No sólo fue Velásquez, ni Zurbarán, ni el Greco
los que hicieron la gloria de España en los colores.
No sólo del Hidalgo Manchego, ni el enteco
rocín que cabalgara de páramos y alcores…
No sólo quien, siguiendo la ruta hasta Marrueco,
arrojara a los moros… Ni los grandes señores
de espadas y estandartes que, atravesando el seco
yermo, al cielo elevaron templos y miradores…
Fueron también el vértigo, la locura, el misterio,
-ángeles o demonios, seres abstractos, seres-
que con luz y tinieblas alzaron un imperio.
Fue el ardor de la sangre de sus héroes y ascetas.
Fue la llama del beso de sus santas mujeres.
Fue la cruz de sus mártires y el laúd de sus poetas.
Se juzga que la antigua Sajonia o la Bretaña
sea el cerebro de estas naciones europeas
(cual mariposas bullen en ellas las ideas)…
Empero el corazón lo tiene sólo España.
¡Mujer España, ninfa que surgió de la entraña
de la mar, Sulamita de las rosas hebreas
que perfuman a Sion!…Por ti, cuando deseas,
toda grandeza crece mejor que una montaña.
Y creció de Cervantes la gloria en el ambiente.
de Góngora y Quevedo el estilo barroco
y la sombra de España por todo el Continente.
¡Misterio de las tierras ibéricas!…¿Quién sabe
si el que mora estos reinos sea un dios o algún loco,
un sagrado animal mitad león, mitad ave?
¡Oíd! Algo estremece, del mar al Pirineo,
la sima, el mar profundo, la superficie entera.
La fragua de Vulcano, con furioso jadeo,
va arrojando sus llamas por montes y praderas.
Marte, el dios de la guerra, se ciñe sus arreos,
salta en su carro y se abre paso en medio la hoguera.
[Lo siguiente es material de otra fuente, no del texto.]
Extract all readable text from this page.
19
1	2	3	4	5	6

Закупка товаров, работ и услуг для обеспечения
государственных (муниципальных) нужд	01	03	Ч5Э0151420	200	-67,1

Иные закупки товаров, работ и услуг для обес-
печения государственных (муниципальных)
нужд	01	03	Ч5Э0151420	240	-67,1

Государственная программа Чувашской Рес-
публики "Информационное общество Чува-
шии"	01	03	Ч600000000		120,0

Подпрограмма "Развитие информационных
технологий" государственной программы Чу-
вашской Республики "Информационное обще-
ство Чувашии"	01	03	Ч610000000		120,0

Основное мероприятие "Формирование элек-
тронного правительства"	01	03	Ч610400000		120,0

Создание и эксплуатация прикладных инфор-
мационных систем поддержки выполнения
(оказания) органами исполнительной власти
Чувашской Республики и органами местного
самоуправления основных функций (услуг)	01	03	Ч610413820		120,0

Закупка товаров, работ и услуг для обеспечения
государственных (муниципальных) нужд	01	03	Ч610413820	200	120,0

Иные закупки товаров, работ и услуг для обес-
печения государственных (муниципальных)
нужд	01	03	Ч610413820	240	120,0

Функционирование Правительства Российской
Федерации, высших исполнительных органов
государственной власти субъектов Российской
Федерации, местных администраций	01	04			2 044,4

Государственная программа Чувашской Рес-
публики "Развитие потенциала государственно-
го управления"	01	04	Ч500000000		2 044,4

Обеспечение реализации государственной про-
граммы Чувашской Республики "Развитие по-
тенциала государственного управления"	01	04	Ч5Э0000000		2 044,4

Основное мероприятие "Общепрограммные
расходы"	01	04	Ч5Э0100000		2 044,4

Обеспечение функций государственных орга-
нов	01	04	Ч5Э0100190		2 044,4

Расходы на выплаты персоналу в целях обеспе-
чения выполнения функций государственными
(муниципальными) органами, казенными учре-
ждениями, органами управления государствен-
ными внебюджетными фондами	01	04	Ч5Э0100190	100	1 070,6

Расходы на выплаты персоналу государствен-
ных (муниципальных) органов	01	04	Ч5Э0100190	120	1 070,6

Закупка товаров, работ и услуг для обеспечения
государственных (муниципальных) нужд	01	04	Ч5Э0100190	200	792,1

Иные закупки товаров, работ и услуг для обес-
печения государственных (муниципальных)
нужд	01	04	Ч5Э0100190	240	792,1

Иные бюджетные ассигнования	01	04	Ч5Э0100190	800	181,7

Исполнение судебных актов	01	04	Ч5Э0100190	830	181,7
Por doquiera pasean sus sangrientos trofeos
y en el viento flamea su siniestra bandera.
Y España es asolada por el fuego maldito.
Las máquinas de hierro trituran sus caminos
y en la boca enmudecen la plegaria y el grito.
Se instala el fraticidio de Granada a Guernica.
De nuevo en el patíbulo reinan los asesinos.
De nuevo al pueblo humilde se escupe y crucifica.
En medio de ese caos de tinieblas y ruinas,
se oye un estruendo de alas al fondo del ocaso.
¿Un ángel? ¿Un demonio? No. Es un hombre. Es Picasso.
Tiene en sangre bañada la cara y las retinas.
Un cortejo le escolta de figuras felinas.
También el Minotauro que va abriéndole el paso.
Un genio –Miguel Angel- le da el espaldarazo.
Y transportan su manto dos águilas divinas.
Es el nuevo demiurgo de la tierra española.
Al quebrantar los viejos cánones trae otros:
pues le prestan su sangre la rosa y la amapola.
Con él adquiere extraño vigor la tinta azul.
El campo es recorrido por cien salvajes potros.
Parece que ha llegado un mago de Estambul.
Se entroniza el delirio: quiebra la simetría,
disloca, rompe, ataca, retuerce la armonía,
descerraja los pianos, desentierra las fosas,
estruja y desmenuza las violetas, las rosas…
El genio, alucinado, arremete a porfía,
vacía los ojos, trueca la luz en sinfonía,
derrama pies deformes, amotina las cosas
y desde el cielo arroja siniestras mariposas.
Doliente en su lenguaje de espanto y de miseria.
Cabe en él la locura mientras danza la histeria
pinzándole los ojos de insomne geometría.
Un niño trastornado, un loco adolescente.
un hombre demoníaco, un coloso, un demente,
cuyo tesoro oculto fue la atroz vesanía.
Fue quien pintó de España todos los estropicios,
sus llagas, sus prostíbulos, sus rameras, sus vicios.
Fue quien pintó políticos, polichinelas, e hizo
de sus lienzsos un dulce y terrible paraíso.
Como el Dante, gozando de raros maleficios,
rumió el arte mudéjar, el gótico, el fenicio,
y escaló las montañas hasta el último friso
donde instalar en vez de Cristo al diablo quiso.
Fue Picasso un fenómeno, un Balzar español.
Para pintar cogía dos brochazos de sol
y producía ardientes e infaustos misereres.
Sentado está en el cielo, tal vez en el infierno,
junto a Velásquez no, sino del Padre Eterno,
mientras le ofrendan rosas las más bellas mujeres.